1-9, 11 transistors 21, 22 Current source 31-34 resistance

   ─────────────────────────────────────────────────── ─── Continued front page    (72) Inventor Hiroshi Miyagi             2-5-13 Saijocho, Joetsu City, Niigata Prefecture Niigata             Precision Co., Ltd. F term (reference) 5J066 AA01 AA12 CA32 FA00 HA09                       HA17 HA25 KA05 KA09 MA21                       ND02 ND03 ND12 ND25 PD02                       SA13                 5J100 AA16 BA06 BB02 BC02 EA02                       FA02                 5J500 AA01 AA12 AC32 AF00 AH09                       AH17 AH25 AK05 AK09 AM21                       AS13 DN02 DN03 DN12 DN25                       DP02

Claims (6)

[Claims] 1. A first for inputting first and second input signals
And a second transistor circuit for inputting the third and fourth input signals, the difference between the first and second input signals and the difference between the third and fourth input signals.

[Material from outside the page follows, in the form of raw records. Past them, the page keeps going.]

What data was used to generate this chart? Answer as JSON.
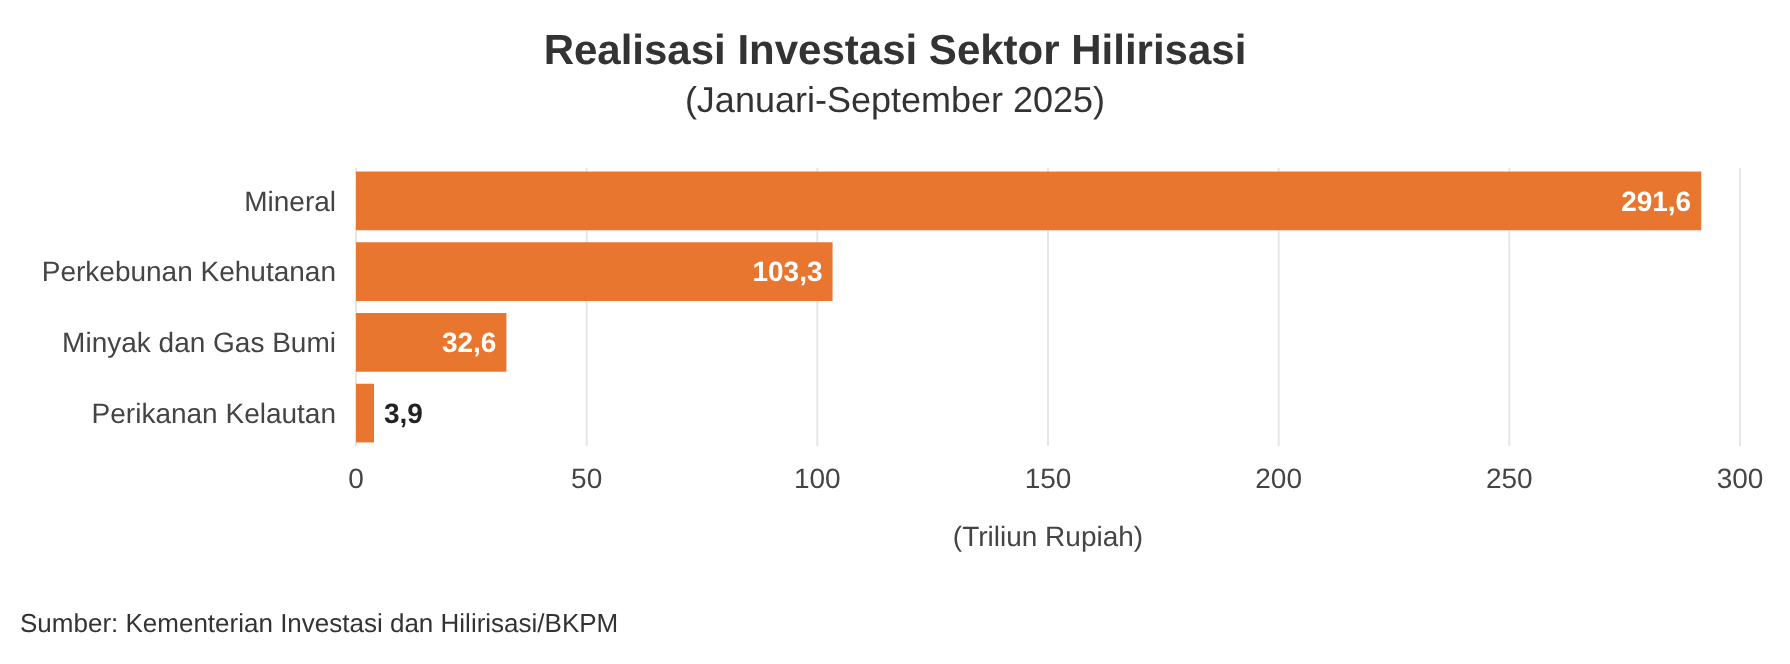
{
  "chart_data": {
    "type": "bar",
    "orientation": "horizontal",
    "title": "Realisasi Investasi Sektor Hilirisasi",
    "subtitle": "(Januari-September 2025)",
    "xlabel": "(Triliun Rupiah)",
    "categories": [
      "Mineral",
      "Perkebunan Kehutanan",
      "Minyak dan Gas Bumi",
      "Perikanan Kelautan"
    ],
    "values": [
      291.6,
      103.3,
      32.6,
      3.9
    ],
    "value_labels": [
      "291,6",
      "103,3",
      "32,6",
      "3,9"
    ],
    "color": "#e8762f",
    "xlim": [
      0,
      300
    ],
    "xticks": [
      0,
      50,
      100,
      150,
      200,
      250,
      300
    ],
    "grid": "x",
    "annotations": [
      "Sumber: Kementerian Investasi dan Hilirisasi/BKPM"
    ]
  }
}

In a semiconductor circuit which outputs a multiplied signal as an output signal, a folding transistor circuit provided between the first transistor circuit and the second transistor circuit causes the first transistor circuit to change the second transistor circuit to the second transistor circuit. A semiconductor circuit characterized by being connected to a circuit. 2. The semiconductor circuit according to claim 1, wherein the folding transistor circuit has a current mirror structure. 3. The semiconductor circuit according to claim 1, wherein the folding transistor has a folded cascode structure. 4. The semiconductor circuit according to claim 1, wherein the first transistor circuit includes a P-channel type transistor. 5. A first circuit portion including one or more transistors, and an input voltage to the first circuit portion including one or more transistors, which is based on a current flowing through the first circuit portion. A second circuit portion which outputs a corresponding voltage; and a current transfer circuit which includes one or more transistors and draws out a current corresponding to a current flowing through the first circuit portion from the second circuit portion. A semiconductor circuit comprising. 6. The first and second circuit portions are respectively provided on a first direct current potential side, and the current transfer circuit is provided on a second direct current potential side different from the first direct current potential. The semiconductor circuit according to claim 5, which is characterized in that.